Our shared starting point and concern for how academic writing is conceptualised similarly extends to somehow ‘setting the record straight’ when it comes to imaginaries about ‘what academic writing is’ and ‘what makes it academic’. Our views of academic writing may be unsettling for some, but refreshing and hopeful for others. Some may see them as being in opposition to what is currently perceived to be the norm but equally, our views might afford understandings of why the norm is fundamentally flawed: it is this methodological troubling that we would like to explore and discuss with other delegates.  

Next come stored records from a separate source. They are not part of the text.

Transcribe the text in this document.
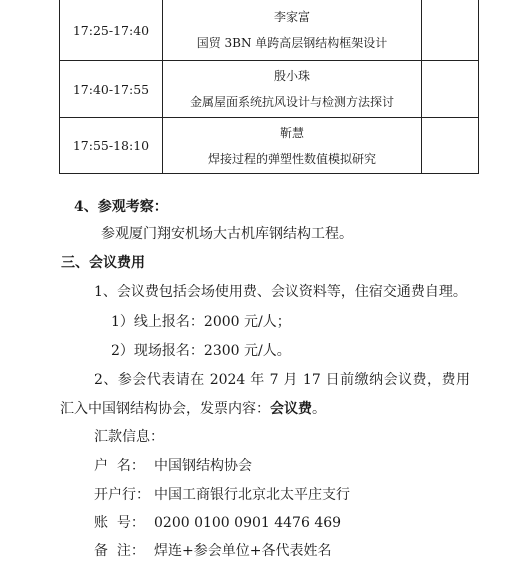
17:25-17:40	李家富
国贸 3BN 单跨高层钢结构框架设计	

17:40-17:55	殷小珠
金属屋面系统抗风设计与检测方法探讨	

17:55-18:10	靳慧
焊接过程的弹塑性数值模拟研究	

4、参观考察：
参观厦门翔安机场大古机库钢结构工程。
三、会议费用
1、会议费包括会场使用费、会议资料等，住宿交通费自理。
1）线上报名：2000 元/人；
2）现场报名：2300 元/人。
2、参会代表请在 2024 年 7 月 17 日前缴纳会议费，费用
汇入中国钢结构协会，发票内容：会议费。
汇款信息：
户  名： 中国钢结构协会
开户行： 中国工商银行北京北太平庄支行
账  号： 0200 0100 0901 4476 469
备  注： 焊连+参会单位+各代表姓名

Although we clearly share similar sensitivities and frustrations about restricted, deficit, exclusionary and reductionist views of academic writing in higher education, we have chosen different theoretical frameworks to answer our respective research questions: Julia sought her answers through her readings on critical realist philosophy because of its emphasis on the complex, relational stratified ontologies of open systems that account for how novel social practices (which include academic writing) can emerge. Critical Realism allowed Julia to highlight how agency, especially collective agencies, can lead to social transformation. Amanda, on the other hand, mobilised post- quantitative research to explore the ineffable nature of academic writing which persists despite the very utilitarian way it is commonly taught and assessed in HE. 

How our methodological approaches differ and how they can be brought into conversation with each other also has the potential for a fertile and lively debate! 

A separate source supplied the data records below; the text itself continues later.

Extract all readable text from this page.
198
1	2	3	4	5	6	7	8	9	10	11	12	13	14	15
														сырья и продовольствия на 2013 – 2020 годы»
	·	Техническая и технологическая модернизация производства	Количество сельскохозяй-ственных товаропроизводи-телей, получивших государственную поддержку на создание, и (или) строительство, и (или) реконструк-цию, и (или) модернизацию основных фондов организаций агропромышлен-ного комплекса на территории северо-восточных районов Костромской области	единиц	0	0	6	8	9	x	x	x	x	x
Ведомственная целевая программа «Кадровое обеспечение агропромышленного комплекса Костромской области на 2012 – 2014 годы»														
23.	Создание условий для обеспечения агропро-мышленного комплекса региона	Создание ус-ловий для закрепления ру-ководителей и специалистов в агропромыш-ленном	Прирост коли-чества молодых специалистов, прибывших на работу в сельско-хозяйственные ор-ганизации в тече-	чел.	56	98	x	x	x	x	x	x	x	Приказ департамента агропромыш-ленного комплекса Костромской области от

Just working through these different approaches and the rationales for why each researcher mobilised them is in itself generative for any methodological discussion on academic writing in the academy because each approach affords a focus on the ineffable, contested and emergent nature of academic writing practices. This, in turn, allows both researchers to highlight the need for diverse writing pedagogies to emerge, including multimodal and multilingual approaches to texts. For example, where Mandy talks of educating teachers about the complexities and histories of ‘ecologies of literacies’, Julia proposes ‘scholarship and pedagogy as a lever of change’: both suggest that university lecturers, supervisors and academic writing tutors need support if they are going to be the ‘levers of change’ that can foster the progressive, pluralised and democratised writing spaces that we are advocating. It seems to us that it is only through knowledge, collective action and a fertile sociological imagination (Mills) that we develop the confidence to show that things can always be other than they are.  As bell hooks wrote:  

"Educating is a vocation rooted in hopefulness. As teachers we believe that learning is possible, that nothing can keep an open mind from seeking after knowledge and finding a way to know." 

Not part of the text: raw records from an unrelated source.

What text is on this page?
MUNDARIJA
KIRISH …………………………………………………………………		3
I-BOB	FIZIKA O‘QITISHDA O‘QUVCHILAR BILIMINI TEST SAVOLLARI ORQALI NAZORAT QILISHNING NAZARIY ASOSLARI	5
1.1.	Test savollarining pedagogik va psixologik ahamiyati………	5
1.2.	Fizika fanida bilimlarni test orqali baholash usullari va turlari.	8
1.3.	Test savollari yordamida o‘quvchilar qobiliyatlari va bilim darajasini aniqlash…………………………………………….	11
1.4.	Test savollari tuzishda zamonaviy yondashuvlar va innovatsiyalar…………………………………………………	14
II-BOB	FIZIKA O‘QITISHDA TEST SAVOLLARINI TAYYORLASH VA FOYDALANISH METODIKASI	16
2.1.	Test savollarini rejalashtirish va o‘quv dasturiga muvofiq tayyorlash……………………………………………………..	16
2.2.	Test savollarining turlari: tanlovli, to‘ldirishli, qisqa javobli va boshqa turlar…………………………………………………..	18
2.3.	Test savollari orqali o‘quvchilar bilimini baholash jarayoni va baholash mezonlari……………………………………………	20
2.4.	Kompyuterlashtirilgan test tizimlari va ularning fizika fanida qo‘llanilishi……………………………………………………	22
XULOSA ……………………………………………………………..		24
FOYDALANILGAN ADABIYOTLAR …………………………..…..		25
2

In this spirit of hopefulness and finding a way to know, we seek to not only revolutionise academic writing in higher education but also dismantle the structures that prevent it from changing. How we do this, who does it, what new or existing structures might replace the once we critique and what diverse textual ecologies might emerge from such a ‘revolutionary deconstruction’ are just some of the puzzles we’d like to have a go at piecing together.  

Ultimately, we have found ourselves occupying shared research ground and values when it comes to troubling academic writing in the academy, even though we have approached this interest in different ways. Crucially, however, our research speaks beyond its explicit concern with writing and extends to the deeper ethical, ideological, ontological and epistemological foundations upon which anglophone academic writing practices are founded: issues of power, justice, transformation, colonialism, neoliberalism, knowledge, identity, geography, abilities and capabilities, inclusions and exclusions are at stake in any critique of how academic writing is understood, taught and learnt. These are political concerns. They matter because they both determine and transcend any conceptualisation of and practices around academic writing in higher education. 

With this and more in mind, we look forward to a discussion that is about much more than academic writing!